Da Teheran ripetono con lo stesso rigore e la stessa ossessione maniacale il medesimo messaggio: l’arricchimento dell’uranio per fini civili da parte dell’Iran è «un nostro diritto legittimo e inalienabile»; e peccato che dall’altro lato Trump ripete che «la denuclearizzazione dell’Iran sta procedendo bene», gli incontri sono positivi: dopo gli attacchi, «siamo in ottimi rapporti». Idem i missili: gli ayatollah fanno sapere che «la nostra capacita missilistica non è negoziabile». Da mercoledì non si può ignorare questa semplice evidenza: il confronto diretto tra i nemici è tornato a mancare e bisogna riportarle gli avversari entro i confini della temperanza per impedire che la diplomazia sia sopraffatta dalle armi.

Il presidente Usa ha anche valutato il ritorno all’opzione militare «totale», ma poi non l’ha scelta: ne ha parlato con il segretario alla Difesa Pete Hegseth e il capo di stato Maggiore congiunto, generale Dan Caine, ma ha ritenuto che, con altri attacchi, troppe macerie sarebbero cadute lungo la strada della diplomazia; il presidente teme di compromettere lo smantellamento del programma nucleare ed è disposto anche a superare la scadenza del 18 agosto, riporta il Wall Street Journal, pur di lasciare aperto uno spiraglio diplomatico. Ma gli americani possono anche alzarsi dal tavolo e «portare a termine il lavoro»: al Pentagono non manca chi tifa per la ripresa di operazioni belliche su vasta scala per sbaragliare il nemico.

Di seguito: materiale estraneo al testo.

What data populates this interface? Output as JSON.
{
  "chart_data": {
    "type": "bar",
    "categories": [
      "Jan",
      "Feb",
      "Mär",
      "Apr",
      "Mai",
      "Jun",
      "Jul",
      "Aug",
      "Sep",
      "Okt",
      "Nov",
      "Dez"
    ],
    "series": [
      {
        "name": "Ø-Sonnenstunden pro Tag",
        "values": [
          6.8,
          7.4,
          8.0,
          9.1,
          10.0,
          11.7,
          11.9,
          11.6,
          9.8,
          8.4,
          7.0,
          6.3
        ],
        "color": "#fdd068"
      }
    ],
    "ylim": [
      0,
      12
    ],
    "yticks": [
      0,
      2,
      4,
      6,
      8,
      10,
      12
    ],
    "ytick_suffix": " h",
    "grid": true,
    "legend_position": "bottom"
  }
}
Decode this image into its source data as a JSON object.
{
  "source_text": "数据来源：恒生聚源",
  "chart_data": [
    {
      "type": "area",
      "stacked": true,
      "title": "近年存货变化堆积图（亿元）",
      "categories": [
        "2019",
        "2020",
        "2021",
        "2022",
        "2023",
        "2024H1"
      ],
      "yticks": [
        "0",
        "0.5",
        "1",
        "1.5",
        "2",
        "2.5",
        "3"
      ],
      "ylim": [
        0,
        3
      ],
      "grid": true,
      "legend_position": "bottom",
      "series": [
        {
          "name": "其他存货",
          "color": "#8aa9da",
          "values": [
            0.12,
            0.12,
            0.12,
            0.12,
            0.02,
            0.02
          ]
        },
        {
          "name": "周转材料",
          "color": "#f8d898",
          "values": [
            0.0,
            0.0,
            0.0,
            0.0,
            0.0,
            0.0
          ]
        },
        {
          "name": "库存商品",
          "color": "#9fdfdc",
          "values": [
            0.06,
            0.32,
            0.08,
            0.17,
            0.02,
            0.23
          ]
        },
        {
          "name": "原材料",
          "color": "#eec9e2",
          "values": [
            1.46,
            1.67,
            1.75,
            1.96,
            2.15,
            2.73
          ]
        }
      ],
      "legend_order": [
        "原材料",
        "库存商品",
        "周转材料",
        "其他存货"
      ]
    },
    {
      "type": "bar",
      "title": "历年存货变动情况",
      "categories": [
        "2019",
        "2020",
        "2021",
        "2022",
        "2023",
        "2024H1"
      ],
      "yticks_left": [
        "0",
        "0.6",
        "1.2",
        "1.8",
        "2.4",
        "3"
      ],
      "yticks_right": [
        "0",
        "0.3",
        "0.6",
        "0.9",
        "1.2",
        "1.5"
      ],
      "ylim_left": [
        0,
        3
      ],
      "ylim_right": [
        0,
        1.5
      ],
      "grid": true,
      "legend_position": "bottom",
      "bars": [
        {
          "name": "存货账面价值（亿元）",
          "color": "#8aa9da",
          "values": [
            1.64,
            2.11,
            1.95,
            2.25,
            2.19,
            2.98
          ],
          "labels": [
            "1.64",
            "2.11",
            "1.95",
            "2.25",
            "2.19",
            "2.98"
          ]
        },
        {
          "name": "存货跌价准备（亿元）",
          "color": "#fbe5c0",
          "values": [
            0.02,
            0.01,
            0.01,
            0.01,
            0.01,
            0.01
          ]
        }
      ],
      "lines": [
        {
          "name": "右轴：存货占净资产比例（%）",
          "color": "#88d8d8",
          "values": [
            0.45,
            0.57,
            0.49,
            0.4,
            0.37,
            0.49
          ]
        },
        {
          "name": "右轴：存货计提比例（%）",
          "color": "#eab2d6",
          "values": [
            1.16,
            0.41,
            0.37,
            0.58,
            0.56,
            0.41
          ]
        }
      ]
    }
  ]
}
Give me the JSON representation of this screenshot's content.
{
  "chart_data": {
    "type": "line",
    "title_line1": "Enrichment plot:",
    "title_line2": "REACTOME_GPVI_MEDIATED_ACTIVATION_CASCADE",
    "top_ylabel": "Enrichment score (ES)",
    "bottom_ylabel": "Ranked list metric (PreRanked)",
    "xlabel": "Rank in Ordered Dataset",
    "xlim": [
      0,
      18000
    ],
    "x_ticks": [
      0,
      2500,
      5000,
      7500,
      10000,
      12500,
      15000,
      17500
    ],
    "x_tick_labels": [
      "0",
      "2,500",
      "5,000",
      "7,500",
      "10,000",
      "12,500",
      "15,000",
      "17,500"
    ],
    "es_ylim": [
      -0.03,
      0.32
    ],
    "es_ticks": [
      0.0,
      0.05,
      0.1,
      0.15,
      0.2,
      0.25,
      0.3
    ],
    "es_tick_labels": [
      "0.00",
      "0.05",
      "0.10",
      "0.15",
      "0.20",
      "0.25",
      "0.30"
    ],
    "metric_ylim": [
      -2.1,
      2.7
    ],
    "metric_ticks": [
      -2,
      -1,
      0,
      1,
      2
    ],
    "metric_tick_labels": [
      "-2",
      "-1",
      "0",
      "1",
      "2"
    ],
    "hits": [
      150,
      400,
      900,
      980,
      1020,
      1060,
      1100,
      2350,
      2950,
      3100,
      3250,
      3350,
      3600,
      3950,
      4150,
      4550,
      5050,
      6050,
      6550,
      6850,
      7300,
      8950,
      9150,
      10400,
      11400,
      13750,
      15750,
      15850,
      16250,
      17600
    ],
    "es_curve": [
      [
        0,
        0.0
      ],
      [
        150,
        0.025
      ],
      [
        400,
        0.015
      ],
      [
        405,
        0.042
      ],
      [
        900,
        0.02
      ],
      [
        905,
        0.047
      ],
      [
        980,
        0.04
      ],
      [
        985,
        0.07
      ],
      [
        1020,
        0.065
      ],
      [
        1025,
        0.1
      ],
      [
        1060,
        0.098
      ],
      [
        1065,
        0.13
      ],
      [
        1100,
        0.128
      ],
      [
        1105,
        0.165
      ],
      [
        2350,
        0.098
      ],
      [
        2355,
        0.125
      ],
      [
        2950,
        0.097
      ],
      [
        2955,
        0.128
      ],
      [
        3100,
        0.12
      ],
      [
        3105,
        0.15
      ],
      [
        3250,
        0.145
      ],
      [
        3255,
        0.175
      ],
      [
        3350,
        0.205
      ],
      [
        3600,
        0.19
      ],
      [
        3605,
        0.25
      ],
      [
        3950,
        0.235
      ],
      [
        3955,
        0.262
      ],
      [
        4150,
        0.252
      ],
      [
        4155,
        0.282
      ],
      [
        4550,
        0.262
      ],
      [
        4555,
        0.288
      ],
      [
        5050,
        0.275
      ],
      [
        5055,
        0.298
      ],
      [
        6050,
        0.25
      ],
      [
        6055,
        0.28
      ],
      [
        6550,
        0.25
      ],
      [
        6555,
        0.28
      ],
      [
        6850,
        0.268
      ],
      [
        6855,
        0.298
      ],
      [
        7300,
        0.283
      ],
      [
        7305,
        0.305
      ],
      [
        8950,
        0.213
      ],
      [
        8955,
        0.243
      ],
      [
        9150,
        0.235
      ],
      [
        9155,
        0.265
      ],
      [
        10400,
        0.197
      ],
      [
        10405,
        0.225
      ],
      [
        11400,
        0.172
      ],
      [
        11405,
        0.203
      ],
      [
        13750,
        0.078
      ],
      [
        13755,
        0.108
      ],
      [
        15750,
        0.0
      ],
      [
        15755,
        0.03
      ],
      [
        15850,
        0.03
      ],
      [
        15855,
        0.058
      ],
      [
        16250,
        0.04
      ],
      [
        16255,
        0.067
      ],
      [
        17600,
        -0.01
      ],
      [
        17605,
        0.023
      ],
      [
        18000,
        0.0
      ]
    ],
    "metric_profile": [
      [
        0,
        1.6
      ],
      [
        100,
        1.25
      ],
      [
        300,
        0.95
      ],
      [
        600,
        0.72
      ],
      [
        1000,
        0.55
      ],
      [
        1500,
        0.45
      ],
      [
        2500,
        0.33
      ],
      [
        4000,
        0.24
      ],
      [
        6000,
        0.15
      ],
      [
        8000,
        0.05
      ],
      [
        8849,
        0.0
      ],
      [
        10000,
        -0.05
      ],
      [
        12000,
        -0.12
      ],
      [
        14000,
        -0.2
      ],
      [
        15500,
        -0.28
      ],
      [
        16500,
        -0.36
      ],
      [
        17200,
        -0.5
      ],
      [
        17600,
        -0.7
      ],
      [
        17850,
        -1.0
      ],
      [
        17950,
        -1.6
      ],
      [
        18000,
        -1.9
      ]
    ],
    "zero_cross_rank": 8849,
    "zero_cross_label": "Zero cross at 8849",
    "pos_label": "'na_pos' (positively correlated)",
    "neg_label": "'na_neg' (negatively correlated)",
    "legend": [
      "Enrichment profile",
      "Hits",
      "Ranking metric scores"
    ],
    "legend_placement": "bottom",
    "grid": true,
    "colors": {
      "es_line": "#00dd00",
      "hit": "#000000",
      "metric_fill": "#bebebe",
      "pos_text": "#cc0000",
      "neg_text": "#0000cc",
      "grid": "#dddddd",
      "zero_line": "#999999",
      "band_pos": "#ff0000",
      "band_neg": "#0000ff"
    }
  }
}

L’obiettivo americano di riportare stabilità in Medio Oriente è, per il momento, del tutto fallito: ogni ipotesi rimane sulla carta, nulla si muove dal guado in cui tutto si è impantanato. Lo stallo diplomatico si vede nelle scie che presto le imbarcazioni miliari tedesche si lasceranno a poppa; il ministro della Difesa di Berlino, Boris Pistorius, vuole far tornare indietro i vascelli che aveva spedito fino a Gibuti in attesa di una possibile missione militare: «Non aspetteranno all’infinito».

Altre minacce

Al funerale dei soldati israeliani morti in Libano ha promesso altra morte il ministro della Difesa Israel Katz: «C’è una chiara verità per tutti noi: non dobbiamo aspettare che la minaccia bussi alla nostra porta». La difesa israeliana, che ha già colpito l’Iran, è pronta a farlo di nuovo, come farà in Libano, Siria e Gaza, dai cui territori non si ritirerà.

A rispondere a Katz è stato, indirettamente, il ministro degli Esteri Araghchi: Trump si è impegnato «a tenere a bada i suoi cagnolini a Tel Aviv, se dovessero ignorare il loro padrone, l’Iran darà loro una lezione». Israeliani e iraniani non si perdonano. A Teheran c’è addirittura un dossier per la vendetta: quella che si abbatterà, e non tra tanto tempo, per «il sangue del martire ayatollah Khamenei e dei martiri iraniani». Parola del Consiglio supremo per la sicurezza nazionale dell’Iran.